The California Department of Forestry said there was nothing it could do because the owner, a man from Oregon, had invoked emergency salvage regulations after the 1992 Petrolia earthquake. The only recourse would be to sue the owner after he had logged. The logging went ahead. The owner picked up his money, sold the property and returned to Oregon. The hillside has been sliding ever since. Last week, most of the hill-face came down. The bill for the county will probably add up to several hundred thousand dollars.

There’s a wider moral here, about private gain and public commons, about the essence of corporatism: Privatize the profits and socialize the losses. In 1912, Gifford Pinchot, first head of the Forest Service, engaged in a ritual while lobbying Congress to extend his agency’s domain. He’d pour water down a plane of glass held at a 45-degree angle. The water would sluice right off. “That’s rain running off a clear-cut,” Pinchot said. Then he’d hold a sponge against the glass and pour. He was making a simple point. Prudent forest management was as much about flood control and landslide control as about trees.

In Oregon on Nov. 18, 1996, a landslide in the coast range crashed down onto the home of Rick and Susan Moon, killing them and two friends who were visiting. The Moons’ two children managed to get clear before the house was crushed.

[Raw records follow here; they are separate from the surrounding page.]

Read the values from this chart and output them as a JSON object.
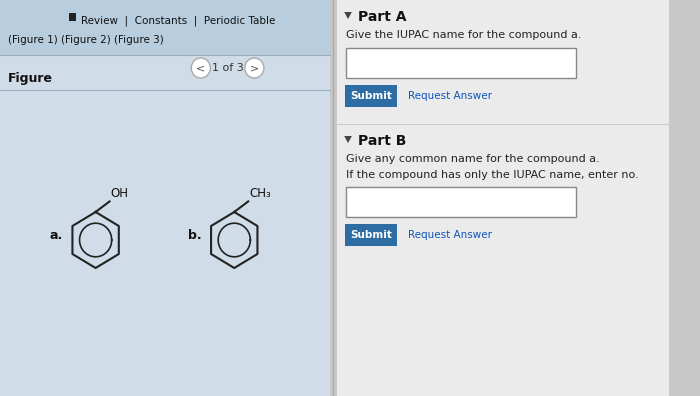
{
  "bg_color": "#c8c8c8",
  "left_panel_bg": "#d0dce8",
  "left_panel_header_bg": "#b8cede",
  "right_panel_bg": "#ebebeb",
  "header_text": "Review  |  Constants  |  Periodic Table",
  "figure_refs": "(Figure 1) (Figure 2) (Figure 3)",
  "figure_label": "Figure",
  "nav_text": "1 of 3",
  "part_a_title": "Part A",
  "part_a_question": "Give the IUPAC name for the compound a.",
  "part_b_title": "Part B",
  "part_b_question1": "Give any common name for the compound a.",
  "part_b_question2": "If the compound has only the IUPAC name, enter no.",
  "submit_btn_color": "#2e6da4",
  "submit_btn_text": "Submit",
  "request_answer_text": "Request Answer",
  "compound_a_label": "a.",
  "compound_b_label": "b.",
  "compound_a_substituent": "OH",
  "compound_b_substituent": "CH₃"
}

A couple of days later, Delsa Hammer was driving west on Highway 38 toward Reedsport when a landslide swept her car off the road and into the raging Umpqua River. Hammer drowned inside her car.

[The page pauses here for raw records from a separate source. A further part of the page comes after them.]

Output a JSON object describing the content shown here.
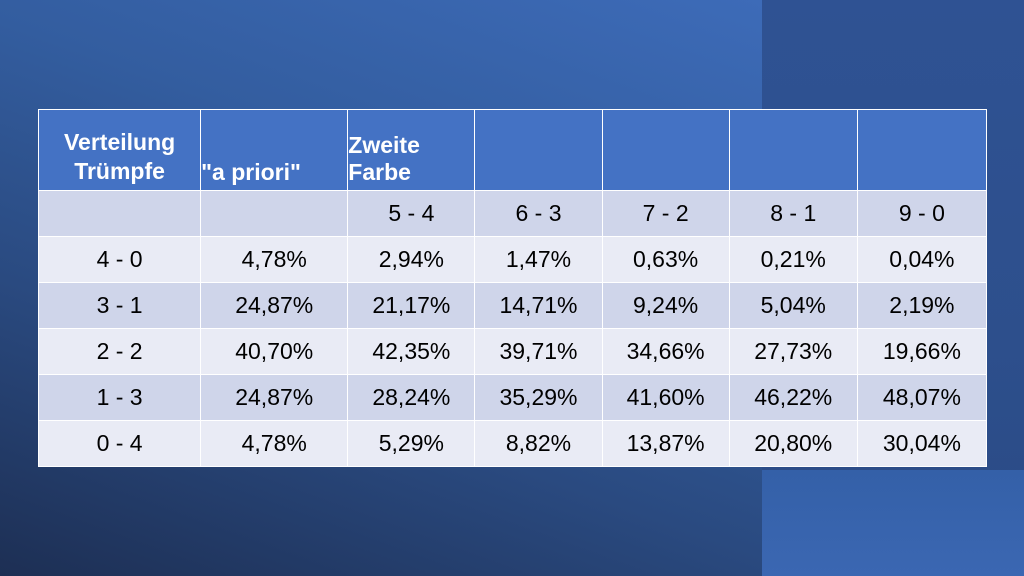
{
  "table": {
    "header": {
      "col0_line1": "Verteilung",
      "col0_line2": "Trümpfe",
      "col1": "\"a priori\"",
      "col2": "Zweite Farbe"
    },
    "subheader": [
      "",
      "",
      "5 - 4",
      "6 - 3",
      "7 - 2",
      "8 - 1",
      "9 - 0"
    ],
    "rows": [
      [
        "4 - 0",
        "4,78%",
        "2,94%",
        "1,47%",
        "0,63%",
        "0,21%",
        "0,04%"
      ],
      [
        "3 - 1",
        "24,87%",
        "21,17%",
        "14,71%",
        "9,24%",
        "5,04%",
        "2,19%"
      ],
      [
        "2 - 2",
        "40,70%",
        "42,35%",
        "39,71%",
        "34,66%",
        "27,73%",
        "19,66%"
      ],
      [
        "1 - 3",
        "24,87%",
        "28,24%",
        "35,29%",
        "41,60%",
        "46,22%",
        "48,07%"
      ],
      [
        "0 - 4",
        "4,78%",
        "5,29%",
        "8,82%",
        "13,87%",
        "20,80%",
        "30,04%"
      ]
    ]
  },
  "colors": {
    "header_bg": "#4472c4",
    "band_dark": "#cfd5ea",
    "band_light": "#e9ebf5",
    "slide_bg": "#2b4c86"
  }
}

In the week of those Oregon rains, landslides killed eight people. The common thread was not the intensity of the storms. In all but one case (and the circumstances of this exception are cloudy), the landslides occurred in sites that had been clear-cut. Fly down the coastal range of Oregon and you’ll see millions of acres of mountainside stripped by industrial clear-cuts.

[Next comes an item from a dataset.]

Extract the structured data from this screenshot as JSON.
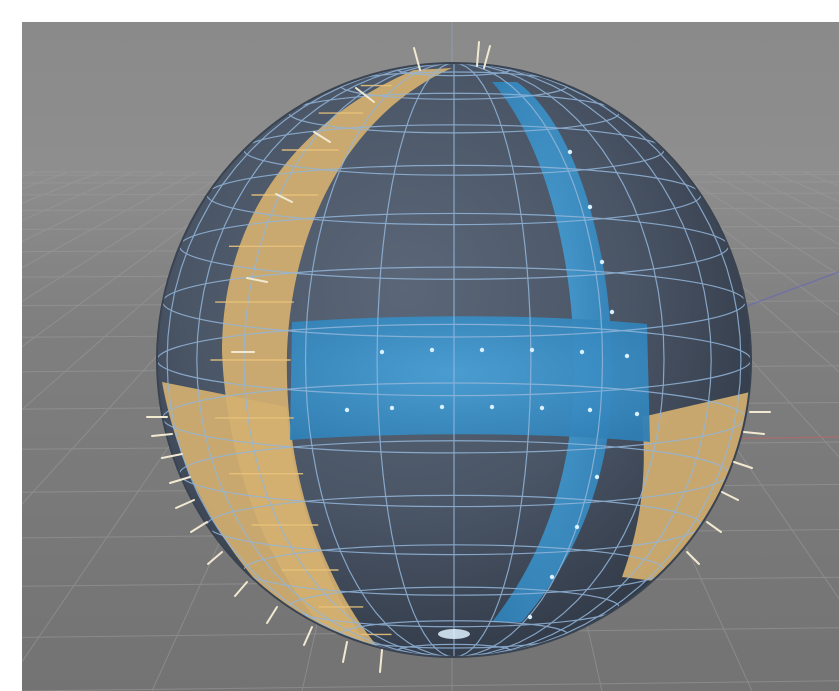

The landslide that killed the Moons and their friends originated in a clear-cut logged by the Champion International Corp. in 1987. When Champion announced its plans to log this site, Rick Moon wrote of his concerns about the effects to the Oregon Department of Forestry and urged them to halt the clear-cut.

Moon had good reason to be worried. State foresters and geologists had visited the site Champion planned to log. They found that parts of the mountainside were near vertical and noted that it posed extremely high risks of landslides if logged. The forestry department’s assessment that the site might be subject to a “mass wasting” landslide was never passed on to the Moons or other homeowners.

The landslide that killed Hammer also began in a clear-cut that environmental officials knew might trigger a slide. In fact, the Oregon Department of Transportation had tried to keep the area from being logged. “This was one of those places we just didn’t want touched,” says Bill Otis, an engineer with the department. But the Department of Forestry had jurisdiction over the site and gave the green light. The Oregon Department of Forestry claims that it was merely excessive rain that brought about the landslide deaths of Hammer and the others.

Department documents, which we acquired through a FOIA request, analyze 150 landslides along this stretch of Highway 38 in the past 10 months alone, noting that this is one of the most heavily logged areas in western Oregon. Moreover, a 1995 department handbook says, “timber harvests in sensitive areas have also been associated with an increased incidence of mass [soil] movement. Clear-cut harvest and/or slash burning may increase [soil] failure rates by two to 40 times over rates at undisturbed sites.”

And what of Champion International? Three weeks after its clear-cut led to the deaths of the Moons and their friends, Secretary of the Interior Bruce Babbitt handed Champion CEO Dick Olson the Corporate Stewardship Award, saying: “Champion International was among the first to provide practical solutions that allow us to enjoy a healthy environment while promoting economic growth. Wherever Champion has a presence, it has shown that we can use our lands while protecting our natural heritage.”